Dentro del crudo relato de la espeluznante situación de aquella Euskadi que describe “Patria”, y que tan bien traducida está en imágenes, hay algunas que generan una incómoda sensación de pavor. Quizás por reconocibles, por la facilidad con la que se pueden confundir con la cotidianeidad. O porque el recuerdo está aún fresco y, por eso, nos dañan más.

El infortunado protagonista, “Txato”, se levanta una mañana como otra cualquiera para agarrar su bici y obligarse a hacer algo de ejercicio. Como tantos otros. Sólo que él se encuentra con pintadas en su contra. No una o dos, no algo aislado y pendenciero. Sino todo un pueblo. No en su casa o en la calle más cercana. No. Por cualquier lugar que pisa, como un virus infectando su día a día. No realizadas por alguien anónimo, cobardía tras avatares y falsos nombres, sino por gente a la que podía reconocer. Esas pintadas no era un desahogo sino una amenaza.

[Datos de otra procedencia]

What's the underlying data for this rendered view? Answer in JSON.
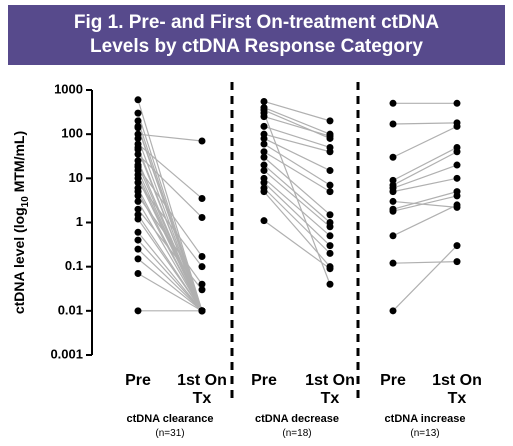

Cuando este verano, el vicepresidente Iglesias viajaba camino a su veraneo en el norte se encontró con varias pintadas callejeras que rezaban “Coletas Rata”. Verán, es sencillo: está mal. No hay derecho a la opinión o libertad individual que ampare que insultes o vejes gratuitamente a alguien. Ni porque lo hagas escondido bajo el impune anonimato, que demuestra aún más lo que implica la acción.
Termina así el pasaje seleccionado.